Old Vic, London
16th August, 2014, matinee
Yael Farber’s spine-tingling, atmospheric production of Arthur Miller’s parable play is powerfully performed and prompts you to think about modern day witch hunts.
In an interview with Richard Eyre, Arthur Miller stresses that he hopes audiences would reflect how they lived their lives after watching The Crucible. The play was written during the McCarthyism period in the 1950s: a period of madness, he recalls, in which even radical teachers were fired with ‘no trial, nothing. Just accused of something and they’ve gone’. However by setting the play in Salem during the witch trials will mean that the play transcends time so it can resonate with senseless accusations of any community in any time. Watching the Old Vic production reminded me of the recent culture of celebrity witch hunts and radical immigration beliefs. The following lines, for example, ring just as true and relevant now:
Hale: We cannot blink it more. There is a prodigious fear of this court in the country.
Danforth: Then there is a prodigious guilt in the country. Are you afraid to be questioned here?
Hale: I may only fear the Lord sir. But there is fear in the country nevertheless.
‘These are strange times’, says Hale of the denouncing in Salem, where gossip can turn to a charge of witchcraft, for which they could hang if they deny. The fear felt by the community of such accusations (perhaps started through rumour and hatred) reminds us how urgent this play can be.

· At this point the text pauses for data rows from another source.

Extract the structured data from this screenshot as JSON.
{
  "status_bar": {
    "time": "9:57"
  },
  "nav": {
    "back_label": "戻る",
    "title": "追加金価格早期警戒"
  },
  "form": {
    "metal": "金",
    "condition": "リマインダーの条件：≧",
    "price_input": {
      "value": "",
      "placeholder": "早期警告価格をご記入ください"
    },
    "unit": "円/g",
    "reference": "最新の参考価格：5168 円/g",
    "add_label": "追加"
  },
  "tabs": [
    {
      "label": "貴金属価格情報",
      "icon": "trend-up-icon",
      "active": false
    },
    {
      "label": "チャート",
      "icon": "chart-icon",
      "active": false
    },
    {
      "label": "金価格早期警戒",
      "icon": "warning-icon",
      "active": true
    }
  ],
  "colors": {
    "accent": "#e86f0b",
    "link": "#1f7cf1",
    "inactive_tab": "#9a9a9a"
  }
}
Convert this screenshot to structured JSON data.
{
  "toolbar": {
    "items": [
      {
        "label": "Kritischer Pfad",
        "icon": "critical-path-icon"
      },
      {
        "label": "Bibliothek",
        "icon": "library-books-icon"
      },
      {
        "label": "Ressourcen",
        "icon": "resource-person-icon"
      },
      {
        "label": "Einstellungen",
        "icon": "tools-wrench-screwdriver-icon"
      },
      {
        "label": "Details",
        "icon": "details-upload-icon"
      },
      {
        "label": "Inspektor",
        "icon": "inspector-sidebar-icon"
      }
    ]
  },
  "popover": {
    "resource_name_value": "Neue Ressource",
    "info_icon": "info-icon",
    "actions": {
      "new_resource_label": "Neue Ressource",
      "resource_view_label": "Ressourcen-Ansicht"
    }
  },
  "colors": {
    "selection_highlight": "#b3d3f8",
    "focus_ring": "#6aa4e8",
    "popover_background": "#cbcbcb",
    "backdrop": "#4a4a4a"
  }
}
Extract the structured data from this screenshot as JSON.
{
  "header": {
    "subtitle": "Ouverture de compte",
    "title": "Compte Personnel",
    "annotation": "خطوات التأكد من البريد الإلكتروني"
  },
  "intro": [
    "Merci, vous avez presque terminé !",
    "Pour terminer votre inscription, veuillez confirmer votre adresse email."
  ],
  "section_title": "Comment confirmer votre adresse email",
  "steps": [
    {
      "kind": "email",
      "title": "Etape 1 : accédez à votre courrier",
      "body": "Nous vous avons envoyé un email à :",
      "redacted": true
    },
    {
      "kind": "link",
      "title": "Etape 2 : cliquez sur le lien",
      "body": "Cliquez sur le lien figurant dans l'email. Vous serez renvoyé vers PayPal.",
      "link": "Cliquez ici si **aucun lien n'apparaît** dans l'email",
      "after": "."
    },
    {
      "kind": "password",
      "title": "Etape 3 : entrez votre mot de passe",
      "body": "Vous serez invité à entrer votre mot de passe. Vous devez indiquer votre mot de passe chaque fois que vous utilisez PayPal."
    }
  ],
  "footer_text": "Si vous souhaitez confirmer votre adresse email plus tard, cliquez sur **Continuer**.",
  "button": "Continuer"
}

The in-the-round layout may not always be the best for sight lines, but it is incredibly immersive. Sitting on stage level (in a cosy side-stalls crevice) feels like you’re in the action, which is only heightened by dressing the auditorium’s plushness in drabs of material and an atmospheric haze. Yet it is also voyeuristic at times, especially in the final act when burnt black leaves fall from the ceiling and it’s as if we are peering through the forest trees. It’s extremely effective and chilling. After seeing Ivo Van Hove’s A View from the Bridge at the Young Vic, this production may not have stripped away the detail of the setting, but the effect is just as raw and relevant.
Richard Armitage may be the name on the poster, and he certainly plays John Proctor with verve and earthiness, but this is an ensemble piece, with the entire cast impressing. Armitage is thoughtful and strong as Proctor, as well as being passionately fierce when shouting to keep hold of his name and therefore identity. Act’s three and four are certainly the most charged, and even though there are times when you are aware of actors shouting and spitting at each other, these performances have been finely pitched. Jack Ellis as Judge Danforth powerfully plays his court room scenes excellently to the whole auditorium as if the audience were implicit as witnesses, and Michael Thomas nicely expresses pious anxiety over accusations of witch craft in the first act. Samantha Colley successfully portrays the fraudulent ringleader Abigail Williams with a hint of childish tittle-tattling which then heightens the disbelief that it gets taken for the gospel truth. Plus, Adrian Schiller and Anna Madely provide an air of darkness and mystery as the persistent and then broken Reverend John Hale and the loyal wife Elizabeth Proctor. There is also fine support from Harry Attwell, Natalie Gavin and Sarah Niles but this is a very strong cast that give this production thrilling performances.
The opening image of the cast with chairs that are scattered about the stage before the play begins provides a tableau that prompts thought on a community driven to suspicion and the second-guessing of neighbours’ behaviour. But above all, it is Miller’s potent language that remains the most provoking. There have only been a couple of times when I’ve heard audiences gasp at a play: Howard Davies’ excellent production of All My Sons, and at characters’ double standards in this production.
After last seeing the disappointing Much Ado About Nothing at the Old Vic, it’s great to see the theatre back on form. This is a top production of one of the seminal plays from the 20th century.
The Crucible runs at the Old Vic until 13th September.